Gaffer is built for very large graphs.
It's designed to be as flexible, scalable and extensible as possible, allowing for rapid prototyping and transition to production systems.
- rapid query across very large numbers of entities and relationships,
- versatile query-time summarisation, filtering and transformation of data,
- in-database aggregation of rich statistical properties describing entities and relationships,
- scalable ingest at very high data rates and volumes,
- automated, rule-based data purge,
- fine grained data access and query execution controls.
Gaffer can be run on various databases, including Accumulo and HBase. It is also integrated with Spark for fast and flexible data analysis.
Gaffer allows you to take data, convert it into a graph, store it in a database and then run queries and analytics on it.
To do this you need to do a few things:
- Choose a database - called the Gaffer Store. We've provided a few for you and in the following examples we'll be using the MockAccumuloStore. The MockAccumuloStore behaves the same as the full AccumuloStore but means that you can run the code on your local machine in memory without having to have a full Accumulo cluster.
- Write a Schema. This is a JSON document that describes your graph and is made up of 2 parts:
- Elements Schema - the Elements (Edges and Entities) in your Graph; what classes represent your vertices (nodes), what Properties your Elements have and so on.
- Types Schema - list of all the types schema that are used in your elements schema. For each type it defines the java class and a list of validation functions, how they are aggregated and how they are serialised
- Write an ElementGenerator to convert your data into Gaffer Graph Element. We've provided some interfaces for you.
- Write a Store Properties file. This contains information and settings about the specific instance of your store, for example hostnames, ports and so on.
When you've done these things you can write applications to load and query the data.
Gaffer is hosted on Maven Central and can easily be incorporated into your own projects.
To use Gaffer the only required dependencies are the Gaffer graph module and a store module which corresponds to the data storage framework to utilise:
<dependency> <groupId>uk.gov.gchq.gaffer</groupId> <artifactId>graph</artifactId> <version>[gaffer.version]</version> </dependency> <dependency> <groupId>uk.gov.gchq.gaffer</groupId> <artifactId>accumulo-store</artifactId> <version>[gaffer.version]</version> </dependency>
This will include all other mandatory dependencies. Other (optional) components can be added to your project as required.
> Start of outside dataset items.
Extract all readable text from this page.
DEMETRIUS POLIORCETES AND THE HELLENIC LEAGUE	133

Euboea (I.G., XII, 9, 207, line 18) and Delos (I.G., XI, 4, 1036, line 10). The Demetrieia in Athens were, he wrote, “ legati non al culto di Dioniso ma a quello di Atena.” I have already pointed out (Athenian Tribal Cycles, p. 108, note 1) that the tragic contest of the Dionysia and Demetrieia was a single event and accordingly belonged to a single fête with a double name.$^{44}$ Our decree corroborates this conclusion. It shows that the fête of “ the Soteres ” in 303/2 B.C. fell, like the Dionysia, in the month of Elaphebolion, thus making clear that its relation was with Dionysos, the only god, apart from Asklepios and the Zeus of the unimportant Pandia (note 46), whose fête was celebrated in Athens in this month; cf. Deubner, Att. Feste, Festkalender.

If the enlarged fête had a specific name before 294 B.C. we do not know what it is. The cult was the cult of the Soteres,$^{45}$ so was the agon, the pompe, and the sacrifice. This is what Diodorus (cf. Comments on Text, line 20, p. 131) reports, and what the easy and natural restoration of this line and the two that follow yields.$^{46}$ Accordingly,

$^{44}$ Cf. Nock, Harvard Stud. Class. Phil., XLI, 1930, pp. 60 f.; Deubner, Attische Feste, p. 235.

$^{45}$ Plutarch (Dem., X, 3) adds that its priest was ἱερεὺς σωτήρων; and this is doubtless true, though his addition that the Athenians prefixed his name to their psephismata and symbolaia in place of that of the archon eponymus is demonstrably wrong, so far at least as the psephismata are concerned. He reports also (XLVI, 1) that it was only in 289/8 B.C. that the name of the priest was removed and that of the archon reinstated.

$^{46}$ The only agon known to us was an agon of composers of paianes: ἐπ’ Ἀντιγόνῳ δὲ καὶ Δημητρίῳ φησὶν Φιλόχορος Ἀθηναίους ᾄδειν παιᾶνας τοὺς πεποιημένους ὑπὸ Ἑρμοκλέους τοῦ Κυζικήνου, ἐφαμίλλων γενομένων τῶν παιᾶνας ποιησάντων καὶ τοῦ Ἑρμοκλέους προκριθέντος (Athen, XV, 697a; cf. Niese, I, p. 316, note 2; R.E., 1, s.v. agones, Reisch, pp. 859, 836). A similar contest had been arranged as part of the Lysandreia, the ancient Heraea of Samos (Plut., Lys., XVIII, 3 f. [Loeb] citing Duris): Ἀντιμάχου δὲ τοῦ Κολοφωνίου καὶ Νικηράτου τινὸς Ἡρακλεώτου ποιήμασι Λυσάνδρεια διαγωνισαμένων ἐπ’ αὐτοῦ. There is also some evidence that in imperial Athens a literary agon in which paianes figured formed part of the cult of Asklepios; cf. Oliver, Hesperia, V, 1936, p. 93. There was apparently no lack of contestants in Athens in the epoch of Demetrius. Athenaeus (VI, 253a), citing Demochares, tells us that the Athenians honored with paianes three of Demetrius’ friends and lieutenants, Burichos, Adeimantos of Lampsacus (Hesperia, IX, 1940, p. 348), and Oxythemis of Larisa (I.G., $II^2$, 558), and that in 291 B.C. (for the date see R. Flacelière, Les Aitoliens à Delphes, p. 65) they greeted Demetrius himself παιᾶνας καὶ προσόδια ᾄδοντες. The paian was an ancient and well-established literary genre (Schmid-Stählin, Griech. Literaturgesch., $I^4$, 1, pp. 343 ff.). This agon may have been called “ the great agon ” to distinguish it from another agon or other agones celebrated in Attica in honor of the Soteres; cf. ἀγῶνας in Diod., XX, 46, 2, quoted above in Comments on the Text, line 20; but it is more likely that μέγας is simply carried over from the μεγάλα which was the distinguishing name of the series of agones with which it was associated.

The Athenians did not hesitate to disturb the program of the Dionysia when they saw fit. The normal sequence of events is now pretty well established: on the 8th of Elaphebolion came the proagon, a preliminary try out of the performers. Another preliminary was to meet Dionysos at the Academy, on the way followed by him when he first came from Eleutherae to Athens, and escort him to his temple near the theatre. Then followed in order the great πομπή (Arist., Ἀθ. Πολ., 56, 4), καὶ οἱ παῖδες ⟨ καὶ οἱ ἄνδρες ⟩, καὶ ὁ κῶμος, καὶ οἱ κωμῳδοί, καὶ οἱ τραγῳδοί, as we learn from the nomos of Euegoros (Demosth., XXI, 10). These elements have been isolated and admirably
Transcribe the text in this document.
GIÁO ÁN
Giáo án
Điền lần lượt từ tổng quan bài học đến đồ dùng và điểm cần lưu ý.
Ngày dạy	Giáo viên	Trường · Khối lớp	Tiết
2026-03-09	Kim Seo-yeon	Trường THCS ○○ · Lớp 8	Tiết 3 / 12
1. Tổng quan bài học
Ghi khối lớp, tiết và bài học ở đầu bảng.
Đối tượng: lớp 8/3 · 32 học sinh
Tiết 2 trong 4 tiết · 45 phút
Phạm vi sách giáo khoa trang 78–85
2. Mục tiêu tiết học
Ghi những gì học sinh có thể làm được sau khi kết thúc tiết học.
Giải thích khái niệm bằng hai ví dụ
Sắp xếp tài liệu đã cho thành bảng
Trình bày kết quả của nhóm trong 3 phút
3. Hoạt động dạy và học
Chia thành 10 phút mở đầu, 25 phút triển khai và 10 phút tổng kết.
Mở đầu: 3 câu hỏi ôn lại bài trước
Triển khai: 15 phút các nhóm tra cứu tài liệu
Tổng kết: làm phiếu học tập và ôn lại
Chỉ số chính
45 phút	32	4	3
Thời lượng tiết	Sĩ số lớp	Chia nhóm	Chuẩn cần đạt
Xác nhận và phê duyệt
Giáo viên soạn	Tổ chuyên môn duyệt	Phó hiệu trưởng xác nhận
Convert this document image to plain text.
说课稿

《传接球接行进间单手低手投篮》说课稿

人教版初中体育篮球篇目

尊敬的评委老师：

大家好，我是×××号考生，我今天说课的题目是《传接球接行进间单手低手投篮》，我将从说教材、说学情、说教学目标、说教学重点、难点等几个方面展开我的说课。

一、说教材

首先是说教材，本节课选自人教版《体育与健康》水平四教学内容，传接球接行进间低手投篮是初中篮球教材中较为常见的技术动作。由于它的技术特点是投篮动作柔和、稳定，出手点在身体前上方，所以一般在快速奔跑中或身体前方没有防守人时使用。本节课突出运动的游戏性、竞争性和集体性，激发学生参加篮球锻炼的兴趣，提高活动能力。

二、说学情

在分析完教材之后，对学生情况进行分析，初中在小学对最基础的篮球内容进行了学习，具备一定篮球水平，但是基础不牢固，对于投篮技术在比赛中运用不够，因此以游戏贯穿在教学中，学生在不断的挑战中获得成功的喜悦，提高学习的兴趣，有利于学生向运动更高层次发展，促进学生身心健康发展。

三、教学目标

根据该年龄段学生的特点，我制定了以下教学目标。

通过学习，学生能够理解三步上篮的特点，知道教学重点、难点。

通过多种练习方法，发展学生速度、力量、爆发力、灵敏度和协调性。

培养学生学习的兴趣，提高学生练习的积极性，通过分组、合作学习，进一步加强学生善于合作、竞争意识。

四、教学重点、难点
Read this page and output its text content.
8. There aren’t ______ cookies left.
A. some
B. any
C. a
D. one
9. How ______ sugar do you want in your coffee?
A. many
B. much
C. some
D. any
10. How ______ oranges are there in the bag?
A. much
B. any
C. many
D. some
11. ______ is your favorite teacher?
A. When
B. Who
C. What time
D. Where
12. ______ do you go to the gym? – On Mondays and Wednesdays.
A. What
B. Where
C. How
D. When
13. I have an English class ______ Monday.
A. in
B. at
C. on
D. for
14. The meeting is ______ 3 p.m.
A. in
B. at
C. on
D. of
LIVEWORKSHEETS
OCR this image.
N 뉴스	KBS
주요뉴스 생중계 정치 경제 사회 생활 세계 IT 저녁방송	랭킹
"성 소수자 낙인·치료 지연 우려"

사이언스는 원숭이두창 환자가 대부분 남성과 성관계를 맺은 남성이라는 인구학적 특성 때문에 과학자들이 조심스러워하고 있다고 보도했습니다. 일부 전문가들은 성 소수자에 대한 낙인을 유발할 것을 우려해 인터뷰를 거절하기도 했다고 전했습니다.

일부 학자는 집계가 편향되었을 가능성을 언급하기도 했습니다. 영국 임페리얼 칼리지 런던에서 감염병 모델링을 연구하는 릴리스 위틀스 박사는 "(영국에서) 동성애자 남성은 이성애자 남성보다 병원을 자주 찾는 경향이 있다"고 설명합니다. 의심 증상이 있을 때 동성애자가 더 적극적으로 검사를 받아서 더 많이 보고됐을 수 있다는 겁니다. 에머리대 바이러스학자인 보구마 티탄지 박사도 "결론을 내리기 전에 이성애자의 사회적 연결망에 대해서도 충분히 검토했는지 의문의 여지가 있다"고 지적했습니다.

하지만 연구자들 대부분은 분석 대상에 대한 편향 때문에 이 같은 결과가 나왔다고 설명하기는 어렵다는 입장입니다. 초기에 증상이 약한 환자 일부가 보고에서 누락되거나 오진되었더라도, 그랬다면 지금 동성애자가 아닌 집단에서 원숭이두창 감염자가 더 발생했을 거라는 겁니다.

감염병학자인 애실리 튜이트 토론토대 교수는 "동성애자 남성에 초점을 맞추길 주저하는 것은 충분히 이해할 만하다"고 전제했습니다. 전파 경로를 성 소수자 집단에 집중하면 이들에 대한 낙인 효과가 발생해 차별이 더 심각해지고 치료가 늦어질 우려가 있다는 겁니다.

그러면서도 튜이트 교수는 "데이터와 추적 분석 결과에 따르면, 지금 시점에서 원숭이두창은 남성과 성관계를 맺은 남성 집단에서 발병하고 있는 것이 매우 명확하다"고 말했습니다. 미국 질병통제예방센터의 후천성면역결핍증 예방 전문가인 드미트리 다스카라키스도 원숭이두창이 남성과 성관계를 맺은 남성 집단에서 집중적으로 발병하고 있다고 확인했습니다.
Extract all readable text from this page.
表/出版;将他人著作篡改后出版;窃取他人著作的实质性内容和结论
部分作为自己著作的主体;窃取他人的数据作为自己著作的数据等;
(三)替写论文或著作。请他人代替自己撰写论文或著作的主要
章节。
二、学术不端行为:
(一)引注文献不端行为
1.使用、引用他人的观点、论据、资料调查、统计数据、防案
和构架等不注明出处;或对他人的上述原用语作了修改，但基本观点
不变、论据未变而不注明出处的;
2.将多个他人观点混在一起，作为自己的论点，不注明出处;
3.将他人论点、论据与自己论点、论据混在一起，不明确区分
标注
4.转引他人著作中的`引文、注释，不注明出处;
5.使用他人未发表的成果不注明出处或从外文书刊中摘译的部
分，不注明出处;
Alternatively, you can download the code and compile it yourself:
Start by cloning the gaffer GitHub project.
git clone https://github.com/gchq/Gaffer.git
Then from inside the Gaffer folder run the maven 'quick' profile. There are quite a few dependencies to download so it is not actually that quick.
mvn clean install -Pquick
We've written some examples to show you how to get started. We have split them up into this user guide, a Developer Guide and a Properties Guide. In addition to these guides we have examples for the different Operations and Predicates we support.